Dry Run Falls
Adam found this hike mentioned in a book called Waterfalls of Virginia and West Virginia. Since we’ve had so much rain lately, we decided to take the short three mile hike to see the falls.
We parked our car at the South River Overlook and made our way down the Dry Run Falls Fire Road. The road was wet and sloppy, but still beautiful because it was lined with countless wildflowers: trillium, wild geranium, violets, hepatica, ragwort and many more I couldn’t identify.
The road follows a gentle downhill grade and eventually passes Lost Cliffs, an impressive rock face rising straight up from the forest floor. A little over a mile into the hike, you start to hear the sounds of water gurgling downhill, getting louder and stronger as more run-off joins the flow.
Dry Run falls are visible from the trail, and would actually be quite pretty if there weren’t several large fallen trees obscuring the view. To get close to the stream, you have to do a little bit of bushwhacking down the ravine. There are a few places along the stream that are photogenic and worth the effort to climb down.
On the hike, we all found multiple ticks crawling on us. After all was said and done, I think we ended up picking sixteen ticks off our clothing and skin. I skipped using bug spray on this hike because our dog was hiking with us, and DEET is so toxic to them. This was by far the most ticks I’ve ever found on myself after a hike.
All in all, Dry Run was a pleasant walk, but not something I would consider a “must-do” hike. There isn’t really anything noteworthy to see along the way and the falls weren’t anything special.

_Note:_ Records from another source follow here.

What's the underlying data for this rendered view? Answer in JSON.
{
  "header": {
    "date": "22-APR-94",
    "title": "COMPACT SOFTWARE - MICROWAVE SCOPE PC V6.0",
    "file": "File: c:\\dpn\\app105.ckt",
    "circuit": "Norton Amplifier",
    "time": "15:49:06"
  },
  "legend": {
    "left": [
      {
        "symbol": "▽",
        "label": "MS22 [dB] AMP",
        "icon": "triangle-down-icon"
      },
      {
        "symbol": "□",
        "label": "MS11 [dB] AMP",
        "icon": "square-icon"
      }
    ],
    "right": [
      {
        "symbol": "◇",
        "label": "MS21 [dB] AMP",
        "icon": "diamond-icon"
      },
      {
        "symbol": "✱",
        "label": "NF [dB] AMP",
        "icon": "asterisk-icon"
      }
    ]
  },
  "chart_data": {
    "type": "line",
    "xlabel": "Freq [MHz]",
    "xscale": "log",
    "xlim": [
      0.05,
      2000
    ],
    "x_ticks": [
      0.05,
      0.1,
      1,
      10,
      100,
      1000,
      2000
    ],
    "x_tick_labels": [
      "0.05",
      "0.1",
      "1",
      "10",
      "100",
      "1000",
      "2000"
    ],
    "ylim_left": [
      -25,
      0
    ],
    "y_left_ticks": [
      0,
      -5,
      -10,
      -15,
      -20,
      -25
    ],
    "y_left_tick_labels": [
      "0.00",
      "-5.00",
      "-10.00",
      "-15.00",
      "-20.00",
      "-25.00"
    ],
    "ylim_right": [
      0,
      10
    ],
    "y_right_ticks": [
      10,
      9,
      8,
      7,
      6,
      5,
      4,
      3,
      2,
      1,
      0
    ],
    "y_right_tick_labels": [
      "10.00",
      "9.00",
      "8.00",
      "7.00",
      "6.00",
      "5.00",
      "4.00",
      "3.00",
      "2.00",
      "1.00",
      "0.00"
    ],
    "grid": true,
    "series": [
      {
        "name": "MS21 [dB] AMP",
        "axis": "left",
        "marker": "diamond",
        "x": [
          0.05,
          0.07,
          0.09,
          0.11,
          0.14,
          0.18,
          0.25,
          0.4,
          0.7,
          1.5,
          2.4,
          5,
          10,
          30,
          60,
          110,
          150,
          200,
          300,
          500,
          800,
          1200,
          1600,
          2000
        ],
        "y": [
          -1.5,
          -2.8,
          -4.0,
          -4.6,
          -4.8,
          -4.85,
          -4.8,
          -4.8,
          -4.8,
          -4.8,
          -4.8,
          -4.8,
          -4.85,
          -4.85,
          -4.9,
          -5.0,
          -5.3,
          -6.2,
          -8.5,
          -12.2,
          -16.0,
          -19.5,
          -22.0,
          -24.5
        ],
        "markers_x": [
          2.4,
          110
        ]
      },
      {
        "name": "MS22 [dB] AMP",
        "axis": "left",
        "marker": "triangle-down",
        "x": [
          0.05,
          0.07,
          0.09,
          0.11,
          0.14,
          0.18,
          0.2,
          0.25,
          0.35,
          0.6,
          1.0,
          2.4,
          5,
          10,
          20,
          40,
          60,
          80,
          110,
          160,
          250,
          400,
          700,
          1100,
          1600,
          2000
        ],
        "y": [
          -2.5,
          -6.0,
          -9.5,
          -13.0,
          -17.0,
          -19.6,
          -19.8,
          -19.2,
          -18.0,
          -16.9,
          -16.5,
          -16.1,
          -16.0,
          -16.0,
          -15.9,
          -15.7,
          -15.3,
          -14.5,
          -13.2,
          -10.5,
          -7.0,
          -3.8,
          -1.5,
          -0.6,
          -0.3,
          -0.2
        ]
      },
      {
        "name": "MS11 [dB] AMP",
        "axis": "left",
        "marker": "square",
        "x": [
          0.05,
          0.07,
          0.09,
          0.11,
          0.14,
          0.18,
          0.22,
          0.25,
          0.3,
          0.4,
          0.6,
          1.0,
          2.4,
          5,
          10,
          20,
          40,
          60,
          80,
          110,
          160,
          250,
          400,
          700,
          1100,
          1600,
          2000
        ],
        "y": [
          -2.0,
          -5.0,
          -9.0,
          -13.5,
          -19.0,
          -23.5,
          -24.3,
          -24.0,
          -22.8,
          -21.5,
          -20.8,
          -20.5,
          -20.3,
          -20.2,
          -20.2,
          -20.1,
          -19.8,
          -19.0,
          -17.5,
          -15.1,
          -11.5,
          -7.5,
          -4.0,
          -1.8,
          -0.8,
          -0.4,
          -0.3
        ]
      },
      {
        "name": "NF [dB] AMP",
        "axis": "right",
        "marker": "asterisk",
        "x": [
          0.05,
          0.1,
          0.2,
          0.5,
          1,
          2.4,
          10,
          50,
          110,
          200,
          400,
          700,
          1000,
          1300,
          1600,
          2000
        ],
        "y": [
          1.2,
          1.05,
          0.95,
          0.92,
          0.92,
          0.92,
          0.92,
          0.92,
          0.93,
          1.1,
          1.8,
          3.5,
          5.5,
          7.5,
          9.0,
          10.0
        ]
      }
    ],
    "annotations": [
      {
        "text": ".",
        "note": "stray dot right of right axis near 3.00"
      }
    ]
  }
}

I was a little unimpressed by this hike. It was something new for us, since we have done most of the Central and South SNP hikes, but it was good to get out to stretch the legs. The fire road leads to an easy walk through the woods. We saw a few bear droppings through the hike, so be careful and make some noise along the trail. Dry Run can be viewed from the trail, but you need to do some bushwhacking to get to the water for any photo opportunities. The water was rushing hard today, but we’ve had a couple of weeks of heavy rain. I’m not sure how heavy this is during a dry season. The water does have several areas of falls and tumbling water if you continue on the trail. You can also approach this hike without entering through the main gate by way of Elkton, but we wanted to do the normal hike.
A neat side-trip was to climb up Lost Cliffs. At the end of the large formation on your right, you will see signs of a short trail that leads you up to the rocks above. Be careful, since most of the rocks are covered with moss and that first step is a lulu.
Wookie really enjoyed walking on the fire road. It was definitely an easy and suitable trail for dogs. There was lots of mud and standing water on the trail, so he was filthy and needed a bath when he got home. He also came home with lots ticks crawling on him — one had already attached to his ear.
- Distance – 3.2 miles round-trip
- Elevation Change – insignificant – maybe a couple hundred feet.
- Difficulty – 1. The trail follows a fire road and has very gentle climbs and descents.
- Trail Conditions – 5. The trail is well maintained.
- Views – 0. No views.
- Waterfalls/streams – 2. The falls and stream are pretty, but nothing special.
- Wildlife – 2. We heard a turkey and saw several kinds of salamanders. There were also signs of bear and deer around.
- Ease to Navigate – 5. It would be nearly impossible to get lost.
- Solitude – 4. Fire roads are used infrequently in the park. We saw only one other person – a local guy collecting mushrooms.
Directions to trailhead:
Follow Skyline Drive to mile 62.7. Park at the South River Overlook. Cross the drive and pick up the trail on the west side of the road.